The Bible is not a history book, even though it contains a fair amount of history. Those historical narratives have been found to be remarkably accurate from what we can determine from other sources. But if somebody uncovers an apparent inaccuracy or contradiction in the historical narrative, we shouldn’t come to the conclusion that the Bible is full of errors and no good. The history is there mainly to instruct us regarding how God interacts with people and how God is active in history, not as a precise record of historical events.
The Bible isn’t a science book either. The Bible tells what God did in the realm of nature, but doesn’t necessarily explain how God did it. How God did some things is left to science to try to explain.
Unfortunately, we don’t always get the best answers from science because science tries to explain things apart from God. Therefore, the scientific explanations are missing a key aspect, because scientists feel it is necessary to eliminate God so they can maintain objectivity and scientific integrity.

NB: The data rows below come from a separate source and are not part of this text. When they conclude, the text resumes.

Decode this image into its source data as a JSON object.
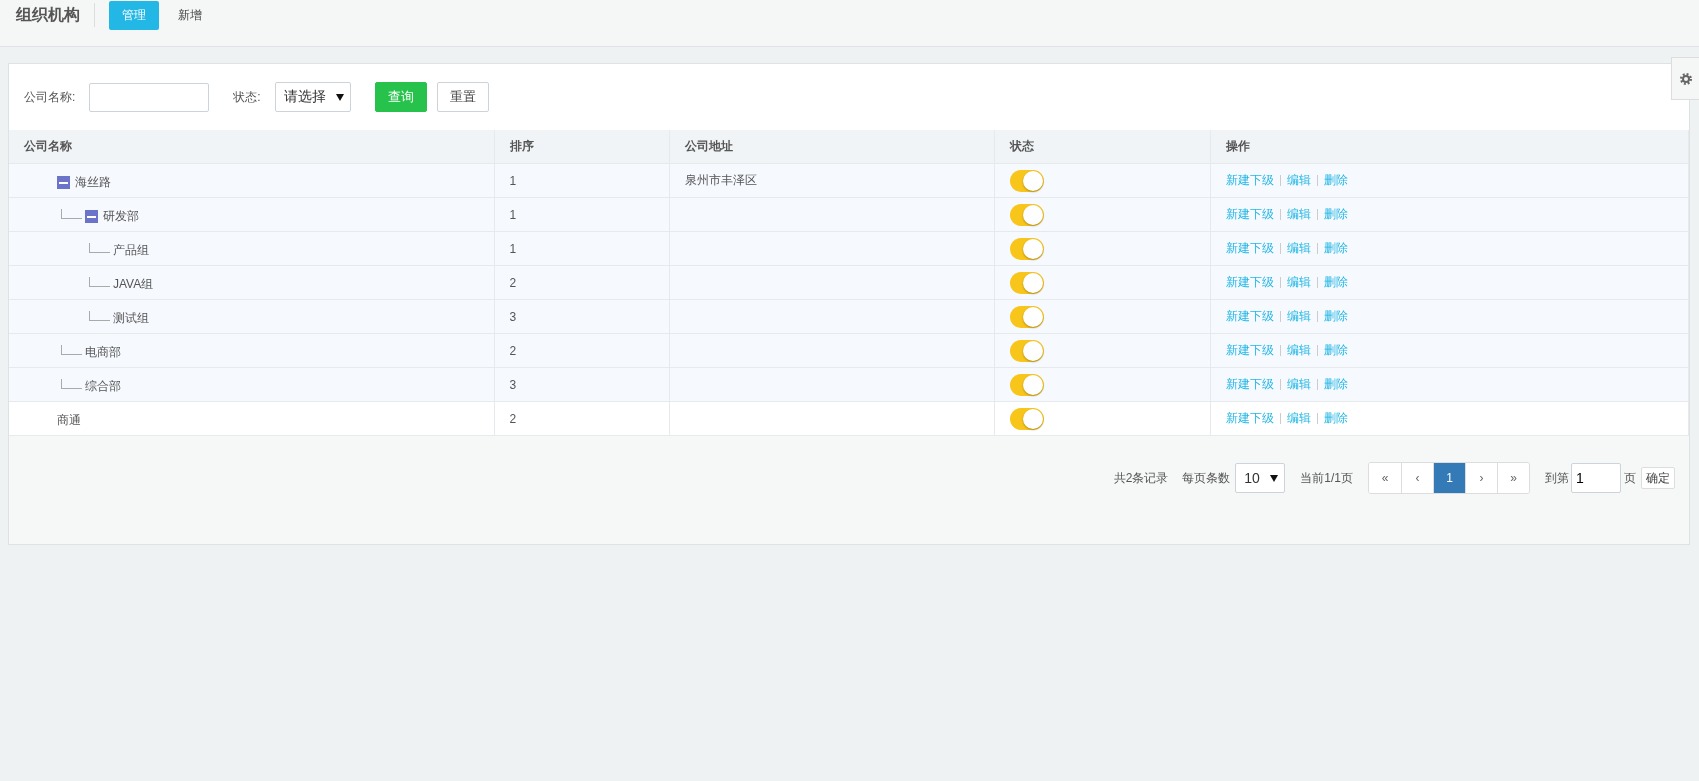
{
  "header": {
    "title": "组织机构",
    "tabs": [
      {
        "label": "管理",
        "selected": true
      },
      {
        "label": "新增",
        "selected": false
      }
    ]
  },
  "filters": {
    "name_label": "公司名称:",
    "status_label": "状态:",
    "status_value": "请选择",
    "buttons": [
      "查询",
      "重置"
    ]
  },
  "table": {
    "columns": [
      "公司名称",
      "排序",
      "公司地址",
      "状态",
      "操作"
    ],
    "rows": [
      {
        "name": "海丝路",
        "order": "1",
        "address": "泉州市丰泽区",
        "on": true,
        "expanded": true,
        "actions": [
          "新建下级",
          "编辑",
          "删除"
        ],
        "children": [
          {
            "name": "研发部",
            "order": "1",
            "on": true,
            "expanded": true,
            "actions": [
              "新建下级",
              "编辑",
              "删除"
            ],
            "children": [
              {
                "name": "产品组",
                "order": "1",
                "on": true,
                "actions": [
                  "新建下级",
                  "编辑",
                  "删除"
                ]
              },
              {
                "name": "JAVA组",
                "order": "2",
                "on": true,
                "actions": [
                  "新建下级",
                  "编辑",
                  "删除"
                ]
              },
              {
                "name": "测试组",
                "order": "3",
                "on": true,
                "actions": [
                  "新建下级",
                  "编辑",
                  "删除"
                ]
              }
            ]
          },
          {
            "name": "电商部",
            "order": "2",
            "on": true,
            "actions": [
              "新建下级",
              "编辑",
              "删除"
            ]
          },
          {
            "name": "综合部",
            "order": "3",
            "on": true,
            "actions": [
              "新建下级",
              "编辑",
              "删除"
            ]
          }
        ]
      },
      {
        "name": "商通",
        "order": "2",
        "on": true,
        "actions": [
          "新建下级",
          "编辑",
          "删除"
        ]
      }
    ]
  },
  "pagination": {
    "total": "共2条记录",
    "per_page_label": "每页条数",
    "per_page": "10",
    "current": "当前1/1页",
    "pages": [
      {
        "label": "«",
        "selected": false
      },
      {
        "label": "‹",
        "selected": false
      },
      {
        "label": "1",
        "selected": true
      },
      {
        "label": "›",
        "selected": false
      },
      {
        "label": "»",
        "selected": false
      }
    ],
    "goto_label": "到第",
    "goto_value": "1",
    "page_unit": "页",
    "confirm": "确定"
  }
}
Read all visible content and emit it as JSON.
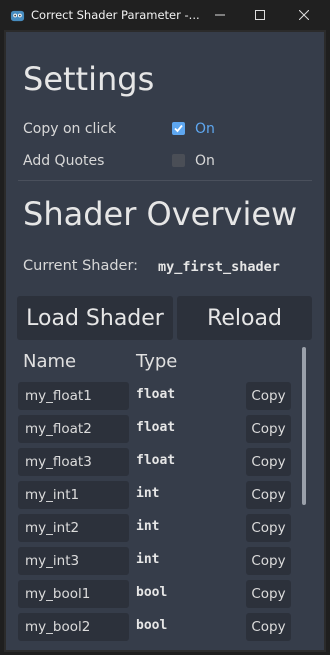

Yet you can’t help but see God in the order and complexity of the universe.
We also have to realize that science isn’t infallible – only God is. Watch out when somebody states that something has been “scientifically proven,” because that is usually not a valid statement. Science, as we all know, is constantly making new discoveries and developing new theories based on new evidence. Something is rarely scientifically proven beyond a doubt. If it is, then it becomes a law of nature, such as gravity. Usually the research demonstrates that a theory looks like it may be correct, but rarely is something proven with absolute certainty. I’ll put my trust in what God tells me, and let the scientists battle out the details.